In early 2005, the state of California took a huge step in promoting stem cell research. Voters established the California Institute for Regenerative Medicine with the passage of Proposition 71, which provided $3 billion in funding for studies at California universities and research institutions. Stem cell research is a complicated and interdisciplinary field with a lot of promise, and there are still major problems to be worked out in figuring out how to grow cells, prompt their specialization, and then deliver them. So far, most studies are directed toward using these cells to understand disease progression rather than finding a "cure" for diseases such as Parkinson's, Alzheimer's, or diabetes type 1.

Genetic technologies applied to medicine have experienced a great deal of scrutiny in recent years. Although results have been encouraging, untimely gene therapy--related deaths reinforce the need for careful and informed progress.

Original Program Description, 2001

We may be on the verge of a medical revolution, with treatments for diseases like Parkinson's and cancer right around the corner.

But amidst the hope and hype surrounding genetic technology, there is also a difficult set of unanswered questions. How safe is the research on genetic medicine? Is it ethical and aimed at the public good?

In this program, we explore three technologies that have raised public debate: gene therapy, stem cell research and xenotransplanation.

Gene therapy is a set of approaches intended to replace damaged genes with healthy ones, often using a disarmed virus to deliver a package of "good" DNA into the patient's cells.

Although there were no major breakthroughs early on, the treatment seemed fairly safe until 18-year-old Jesse Gelsinger died during a gene therapy clinical trial in 1999. This tragedy caused a reexamination of the safety of such studies and federal regulators ordered some of them stopped. Among these were studies that used an inserted gene to promote the growth of blood vessels in heart disease patients.

Critics say promising research was stymied. FDA regulators counter that safety must come first.

Stem cell research is another promising therapy that has touched a social and political nerve in recent years.

Embryonic stem cells are cells in an embryo that have yet to form specific cell types like blood, bone, muscle or nerve cells. The discovery that they can be nudged to become almost any tissue has caused a boom in research into their potential to heal everything from nerve damage to brain injury.

There has also been a more quiet revolution in the study of adult stem cells, which can also be made to grow certain types of tissue.

Embryonic stem cell research became the big science story of 2001 as the public debated whether it is right to destroy embryos in the quest to save lives. Amid the furor, private companies like California-based Geron continued to pursue their research.

Genetic Medicine: Prescription for Conflict also looks at the field of xenotransplantation, a fancy word for using animal tissues and organs in human patients.
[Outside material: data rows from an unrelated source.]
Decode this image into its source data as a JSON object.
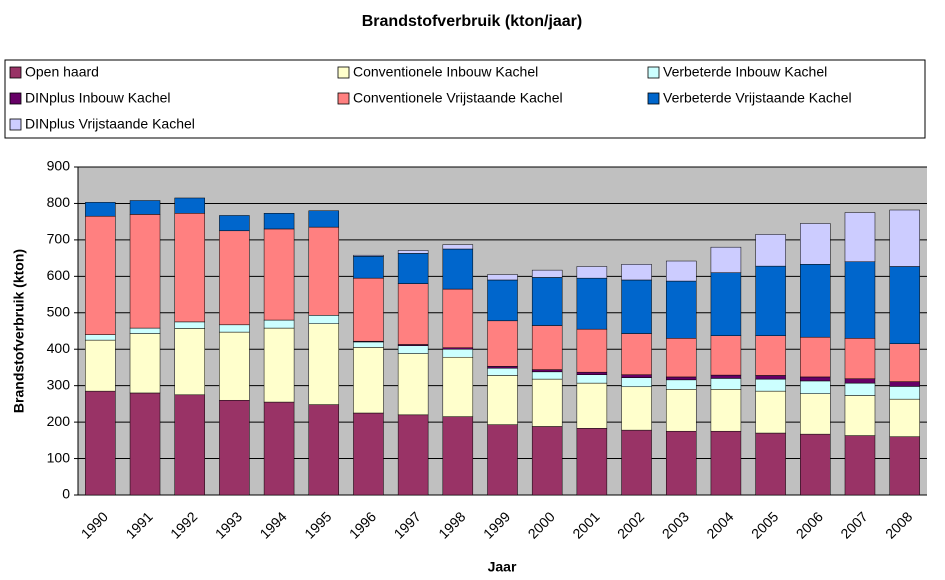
{
  "chart_data": {
    "type": "stacked-bar",
    "title": "Brandstofverbruik (kton/jaar)",
    "x_label": "Jaar",
    "y_label": "Brandstofverbruik (kton)",
    "categories": [
      "1990",
      "1991",
      "1992",
      "1993",
      "1994",
      "1995",
      "1996",
      "1997",
      "1998",
      "1999",
      "2000",
      "2001",
      "2002",
      "2003",
      "2004",
      "2005",
      "2006",
      "2007",
      "2008"
    ],
    "ylim": [
      0,
      900
    ],
    "yticks": [
      0,
      100,
      200,
      300,
      400,
      500,
      600,
      700,
      800,
      900
    ],
    "grid": true,
    "series": [
      {
        "name": "Open haard",
        "color": "#993366",
        "values": [
          285,
          280,
          275,
          260,
          255,
          248,
          225,
          220,
          215,
          193,
          188,
          183,
          178,
          175,
          175,
          170,
          167,
          163,
          160
        ]
      },
      {
        "name": "Conventionele Inbouw Kachel",
        "color": "#ffffcc",
        "values": [
          140,
          163,
          182,
          187,
          203,
          222,
          180,
          168,
          163,
          135,
          130,
          124,
          119,
          115,
          115,
          115,
          111,
          110,
          103
        ]
      },
      {
        "name": "Verbeterde Inbouw Kachel",
        "color": "#ccffff",
        "values": [
          15,
          15,
          18,
          20,
          22,
          23,
          15,
          22,
          22,
          20,
          20,
          23,
          25,
          26,
          30,
          33,
          35,
          34,
          35
        ]
      },
      {
        "name": "DINplus Inbouw Kachel",
        "color": "#660066",
        "values": [
          0,
          0,
          0,
          0,
          0,
          0,
          2,
          3,
          4,
          5,
          6,
          7,
          8,
          8,
          9,
          10,
          11,
          12,
          13
        ]
      },
      {
        "name": "Conventionele Vrijstaande Kachel",
        "color": "#ff8080",
        "values": [
          325,
          312,
          298,
          258,
          250,
          242,
          173,
          167,
          161,
          125,
          121,
          118,
          113,
          106,
          108,
          109,
          109,
          111,
          104
        ]
      },
      {
        "name": "Verbeterde Vrijstaande Kachel",
        "color": "#0066cc",
        "values": [
          38,
          38,
          42,
          42,
          43,
          45,
          60,
          83,
          110,
          112,
          132,
          140,
          147,
          157,
          173,
          191,
          200,
          210,
          212
        ]
      },
      {
        "name": "DINplus Vrijstaande Kachel",
        "color": "#ccccff",
        "values": [
          0,
          0,
          0,
          0,
          0,
          0,
          3,
          8,
          12,
          15,
          20,
          32,
          43,
          55,
          70,
          87,
          112,
          135,
          155
        ]
      }
    ]
  }
}
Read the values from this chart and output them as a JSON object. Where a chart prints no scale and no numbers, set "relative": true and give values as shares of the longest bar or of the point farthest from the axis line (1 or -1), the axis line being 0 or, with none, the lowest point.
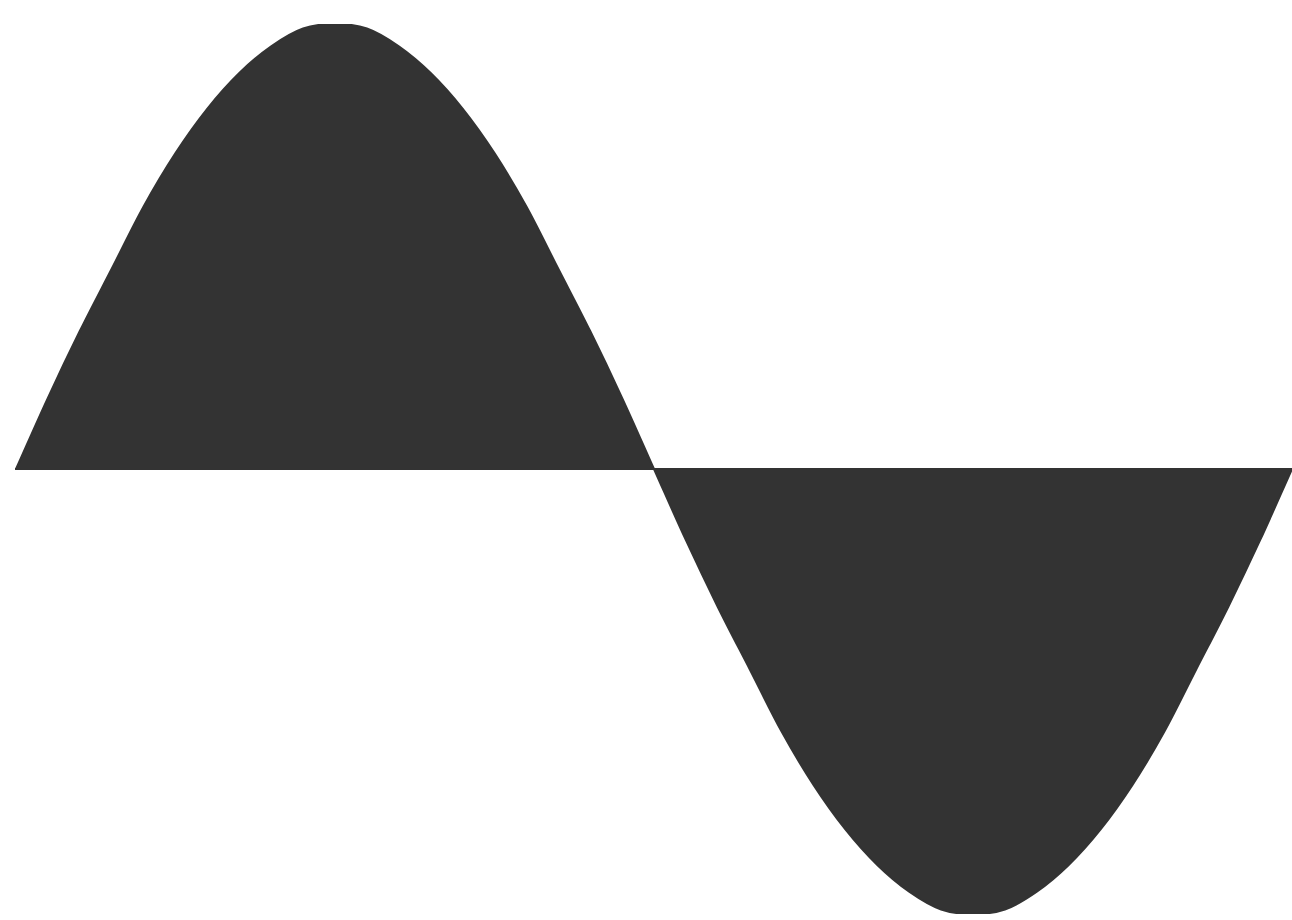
{
  "chart_data": {
    "type": "area",
    "relative": true,
    "categories": [
      null,
      null,
      null,
      null,
      null,
      null,
      null,
      null,
      null,
      null,
      null,
      null,
      null,
      null,
      null,
      null,
      null,
      null,
      null,
      null,
      null,
      null,
      null,
      null,
      null,
      null,
      null,
      null,
      null,
      null,
      null,
      null,
      null,
      null,
      null,
      null,
      null,
      null,
      null,
      null,
      null
    ],
    "values": [
      0,
      0.16,
      0.31,
      0.45,
      0.59,
      0.71,
      0.81,
      0.89,
      0.95,
      0.99,
      1,
      0.99,
      0.95,
      0.89,
      0.81,
      0.71,
      0.59,
      0.45,
      0.31,
      0.16,
      0,
      -0.16,
      -0.31,
      -0.45,
      -0.59,
      -0.71,
      -0.81,
      -0.89,
      -0.95,
      -0.99,
      -1,
      -0.99,
      -0.95,
      -0.89,
      -0.81,
      -0.71,
      -0.59,
      -0.45,
      -0.31,
      -0.16,
      0
    ],
    "color": "#333333"
  }
}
There are thousands of people on waiting lists for organ donations who will never get them in time. If animal parts could be made compatible to the human body, they could help ease the supply problem and save lives.

The main issue here is how to weigh the potential benefit of a promising therapy against the potential of releasing a new disease into the population. We meet Jeff Getty, a man with AIDS who pressed his doctors to try a baboon bone marrow transplant. His story raises issues about community consent versus an individual's willingness to take on risk.

Finally, we touch on the debates around germ-line gene therapy and cloning, two equally controversial areas of medical research. Each raises fundamental questions about who we are and how much tinkering with our genome we are willing to accept.